Cette première question étant réglée, la Cour s’attache ensuite à l’allégation de risque de violation conjointement à la dernière question soumise à la Cour sur la possibilité d’émission de MAE successifs.
II. L’allégation d’une violation des droits fondamentaux et la possibilité d'émission de MAE successif
La Cour précise la marche à suivre au regard de la constatation d’une possible violation du droit fondamental à un procès équitable. On se trouve dans l’hypothèse où la personne concernée soutient que l’exécution du MAE par suite d’un défaut de compétence de la juridiction d’émission conduit à la violation de ses droits. L’autorité doit procéder à un examen en deux étapes. La première consiste à savoir s’il existe un risque réel de violation de ce droit en raison de défaillances systémiques et généralisées du système juridictionnel de l’État d’émission. Eu égard à la seconde étape, il convient de regarder, de manière précise et concrète, s’il existe des motifs sérieux et avérés de croire que la personne encourt un tel risque en cas de remise à l'État membre. Cette analyse se fait au regard de la situation personnelle de la personne, de la nature de l’infraction et du contexte factuel. Le refus d’exécution sur la base d’un défaut de compétence de la juridiction d’émission ne peut être prononcé que si l’autorité conclut aux défaillances précitées et à un défaut manifeste de compétence.

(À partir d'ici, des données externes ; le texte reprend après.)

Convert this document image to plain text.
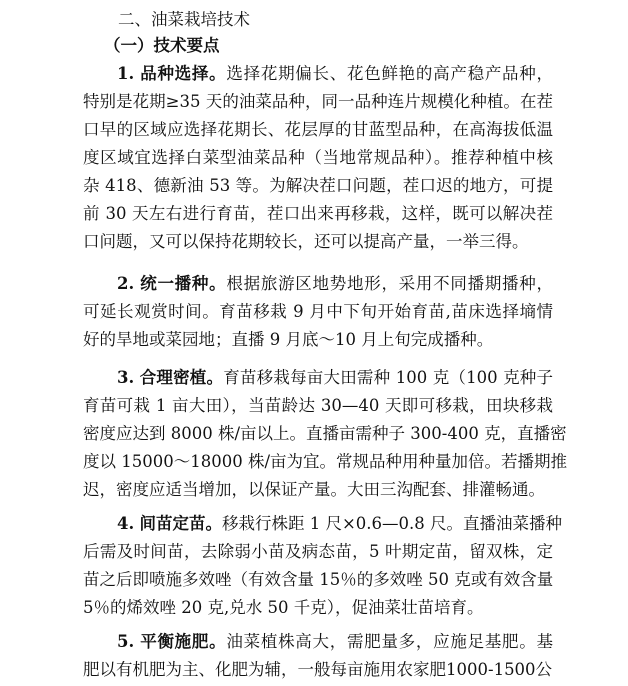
二、油菜栽培技术
（一）技术要点
1. 品种选择。选择花期偏长、花色鲜艳的高产稳产品种，
特别是花期≥35 天的油菜品种，同一品种连片规模化种植。在茬
口早的区域应选择花期长、花层厚的甘蓝型品种，在高海拔低温
度区域宜选择白菜型油菜品种（当地常规品种）。推荐种植中核
杂 418、德新油 53 等。为解决茬口问题，茬口迟的地方，可提
前 30 天左右进行育苗，茬口出来再移栽，这样，既可以解决茬
口问题，又可以保持花期较长，还可以提高产量，一举三得。
2. 统一播种。根据旅游区地势地形，采用不同播期播种，
可延长观赏时间。育苗移栽 9 月中下旬开始育苗,苗床选择墒情
好的旱地或菜园地；直播 9 月底～10 月上旬完成播种。
3. 合理密植。育苗移栽每亩大田需种 100 克（100 克种子
育苗可栽 1 亩大田），当苗龄达 30—40 天即可移栽，田块移栽
密度应达到 8000 株/亩以上。直播亩需种子 300-400 克，直播密
度以 15000～18000 株/亩为宜。常规品种用种量加倍。若播期推
迟，密度应适当增加，以保证产量。大田三沟配套、排灌畅通。
4. 间苗定苗。移栽行株距 1 尺×0.6—0.8 尺。直播油菜播种
后需及时间苗，去除弱小苗及病态苗，5 叶期定苗，留双株，定
苗之后即喷施多效唑（有效含量 15％的多效唑 50 克或有效含量
5％的烯效唑 20 克,兑水 50 千克），促油菜壮苗培育。
5. 平衡施肥。油菜植株高大，需肥量多，应施足基肥。基
肥以有机肥为主、化肥为辅，一般每亩施用农家肥1000-1500公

La Haute juridiction précise que, compte tenu de l’obligation cardinale de coopération loyale, un refus sur le fondement d’un défaut de compétence doit obligatoirement être précédé d’une demande d’informations complémentaires à l’autorité d’émission selon ce que prévoit la décision-cadre. Concernant la question de l’émission de plusieurs MAE successifs contre une personne recherchée après que le premier MAE a été refusé par l’État d’exécution, la Cour soutient que la décision-cadre doit être interprétée en ce sens qu’elle ne s’oppose pas à l’émission de MAE successifs. Il existe cependant deux conditions. Premièrement, il faut que cette exécution n’aboutisse pas à une violation des droits fondamentaux de la personne et deuxièmement que l’émission revête un caractère proportionné.
En définitive, les possibilités de refus de MAE par l’autorité judiciaire d’exécution sont strictes. Il faut apporter la preuve de défaillances systémiques ou généralisées affectant le système juridictionnel de cet État membre mais également un défaut manifeste de compétence de la juridiction appelée à juger la personne recherchée dans l’État d’émission. En plus de conditions de refus strictes, il est également possible d’émettre deux MAE à l’encontre de la même personne recherchée. Bien que cela soit encadré par des conditions, on constate donc que le principe de coopération judiciaire prévaut.